The Genny removes that uncertainty. It applies a known signal at a known frequency directly to a target asset, and the CAT, in Genny mode, reads back what you put there. Used together, the two tools are a different proposition entirely. Used apart, which is what happens on most sites, they offer false confidence.

For water network operatives, the consequences are particularly acute. Excavations for service connections, leak repairs, mains replacement and new connections frequently sit in congested utility corridors. Gas, electricity, telecoms and other water assets are often within centimetres of the target dig. A strike on any of them brings the same outcome: emergency stops, third-party repair bills, regulatory exposure, and, in the worst cases, serious injury. The reputational damage with the asset owner can outlast any one project.

What changes when Genny’s use becomes the default

Sygma Solutions has been delivering CAT and Genny training to the UK utilities sector since 2004, including to major water industry clients such as Severn Trent Water and Scottish Water, who now refer to the methodology as “Genny & CAT”. Across that client base, Peter Ashcroft says one finding has been consistent: when training is restructured to put the Genny first rather than treating it as an optional second step, measurable Genny usage on site increases by 70 to 80 per cent.

This is not a satisfaction score. It is data pulled directly from locator downloads – the same data that any contractor running modern equipment can audit themselves. The trained operatives are simply using the Genny more, on more digs, more consistently. Before the intervention, Sygma reports that Genny-use rates on the same workforce typically sit in the low double digits after the curve flips.

The strike reduction that follows is the obvious commercial benefit, but the operational gains run further. Crews who use the Genny routinely identify services faster and dig with more confidence. The downstream effect on programme certainty – fewer stand-down hours, fewer reactive utility searches, fewer change-control conversations – is significant.

Why doesn’t the habit form by default

If the methodology is so straightforward, why is it not already standard? Three reasons recur on site visits across the country.

The first is the training structure. Most cable avoidance courses introduce the CAT first and the Genny second, often in a compressed half-day format. Operatives leave the course with the CAT as the “main tool” mentally fixed, and the Genny as the accessory. That mental model is hard to undo later, and refresher training that follows the same sequence reinforces it rather than correcting it.

The second is time pressure. Connecting a Genny – selecting a clamp or direct connection, applying the signal, walking the sweep – takes a few minutes longer than a passive sweep. On a programme running tight, those minutes feel like a tax. They aren’t. They are the difference between a controlled dig and a third-party damage report. The arithmetic only ever runs one way when a strike actually happens.

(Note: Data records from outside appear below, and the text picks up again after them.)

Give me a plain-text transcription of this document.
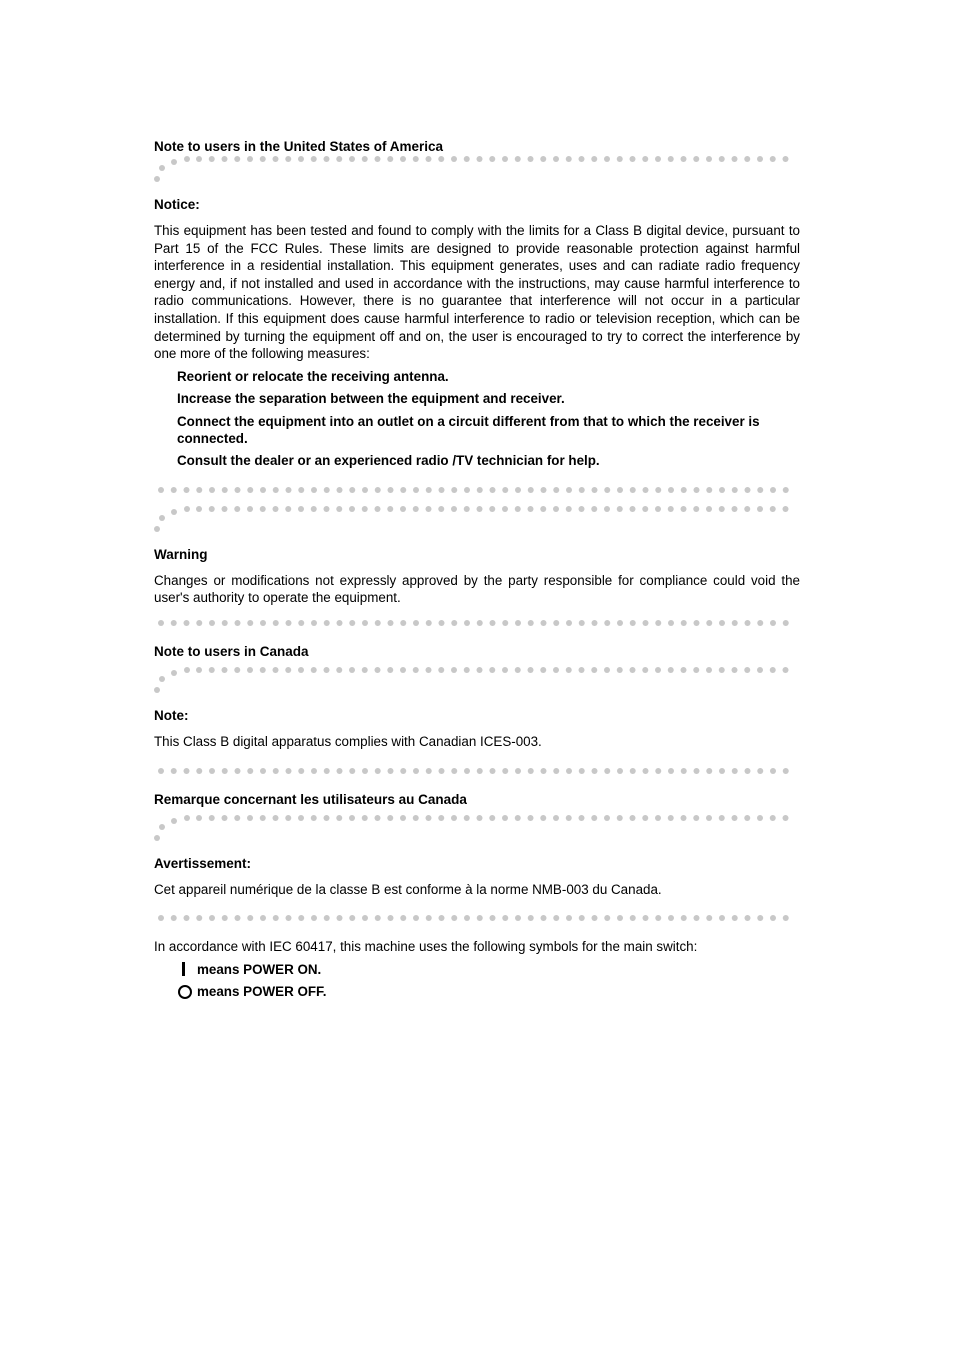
Note to users in the United States of America

Notice:

This equipment has been tested and found to comply with the limits for a Class B digital device, pursuant to Part 15 of the FCC Rules. These limits are designed to provide reasonable protection against harmful interference in a residential installation. This equipment generates, uses and can radiate radio frequency energy and, if not installed and used in accordance with the instructions, may cause harmful interference to radio communications. However, there is no guarantee that interference will not occur in a particular installation. If this equipment does cause harmful interference to radio or television reception, which can be determined by turning the equipment off and on, the user is encouraged to try to correct the interference by one more of the following measures:

Reorient or relocate the receiving antenna.

Increase the separation between the equipment and receiver.

Connect the equipment into an outlet on a circuit different from that to which the receiver is connected.

Consult the dealer or an experienced radio /TV technician for help.

Warning

Changes or modifications not expressly approved by the party responsible for compliance could void the user's authority to operate the equipment.

Note to users in Canada

Note:

This Class B digital apparatus complies with Canadian ICES-003.

Remarque concernant les utilisateurs au Canada

Avertissement:

Cet appareil numérique de la classe B est conforme à la norme NMB-003 du Canada.

In accordance with IEC 60417, this machine uses the following symbols for the main switch:

means POWER ON.
means POWER OFF.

The third is reinforcement. Without on-site competency assessment between formal training cycles, there is no mechanism to catch operatives slipping back into CAT-only habits. Certification at the gate doesn’t equal competence on the dig, and the gap between the two widens every month a refresher isn’t due.

The case for restructuring

The Genny-First approach is not a product. It is a training sequence and a site-level expectation. It works because it inverts the muscle memory: operatives learn signal application before passive sweeping, and the Genny becomes the start of the procedure rather than a backup option to reach for if the CAT looks uncertain.

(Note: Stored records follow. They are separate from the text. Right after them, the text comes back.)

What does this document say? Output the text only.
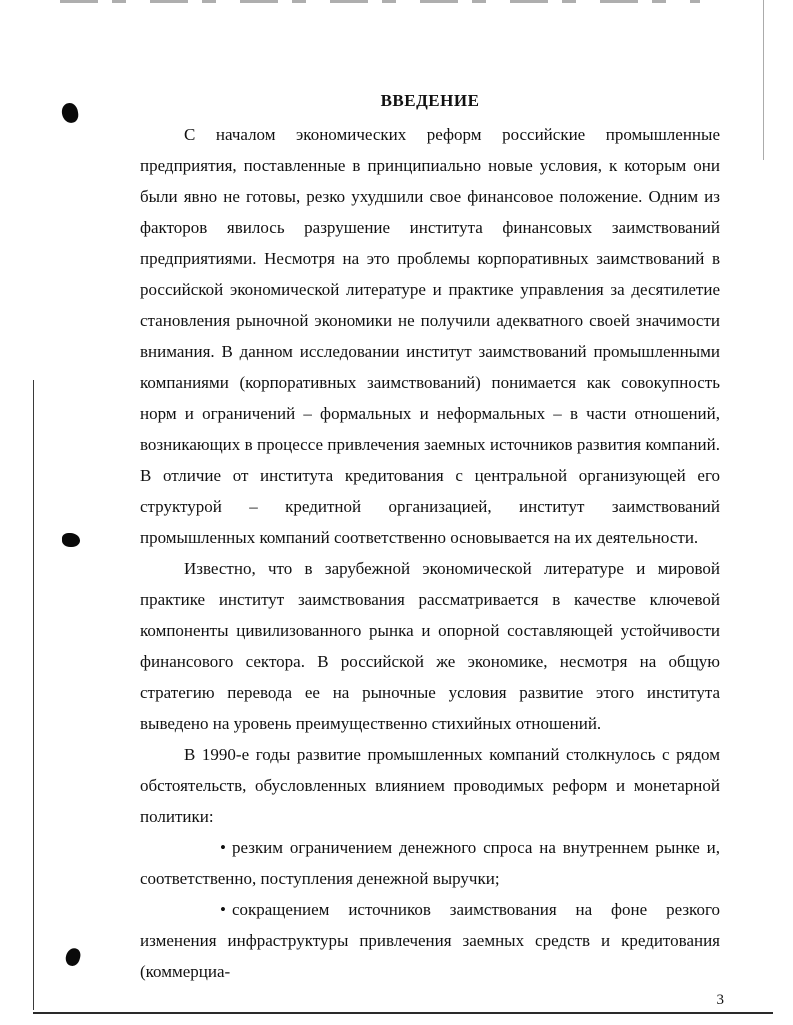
ВВЕДЕНИЕ

С началом экономических реформ российские промышленные предприятия, поставленные в принципиально новые условия, к которым они были явно не готовы, резко ухудшили свое финансовое положение. Одним из факторов явилось разрушение института финансовых заимствований предприятиями. Несмотря на это проблемы корпоративных заимствований в российской экономической литературе и практике управления за десятилетие становления рыночной экономики не получили адекватного своей значимости внимания. В данном исследовании институт заимствований промышленными компаниями (корпоративных заимствований) понимается как совокупность норм и ограничений – формальных и неформальных – в части отношений, возникающих в процессе привлечения заемных источников развития компаний. В отличие от института кредитования с центральной организующей его структурой – кредитной организацией, институт заимствований промышленных компаний соответственно основывается на их деятельности.

Известно, что в зарубежной экономической литературе и мировой практике институт заимствования рассматривается в качестве ключевой компоненты цивилизованного рынка и опорной составляющей устойчивости финансового сектора. В российской же экономике, несмотря на общую стратегию перевода ее на рыночные условия развитие этого института выведено на уровень преимущественно стихийных отношений.

В 1990-е годы развитие промышленных компаний столкнулось с рядом обстоятельств, обусловленных влиянием проводимых реформ и монетарной политики:

• резким ограничением денежного спроса на внутреннем рынке и, соответственно, поступления денежной выручки;

• сокращением источников заимствования на фоне резкого изменения инфраструктуры привлечения заемных средств и кредитования (коммерциа-

3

For water industry HSEQ teams reviewing their training programmes this year, Peter argues the question worth asking is not whether their operatives are certified to use a CAT and Genny. It is how often the Genny is actually being connected on live sites – and what the locator data says about it.

The answer, in most cases, is that the gap between certification and behaviour is wider than anyone is comfortable with. Closing it doesn’t require new equipment, new contractors, or new regulations. It requires a deliberate shift in how operatives are trained to think about the first thirty seconds of every dig.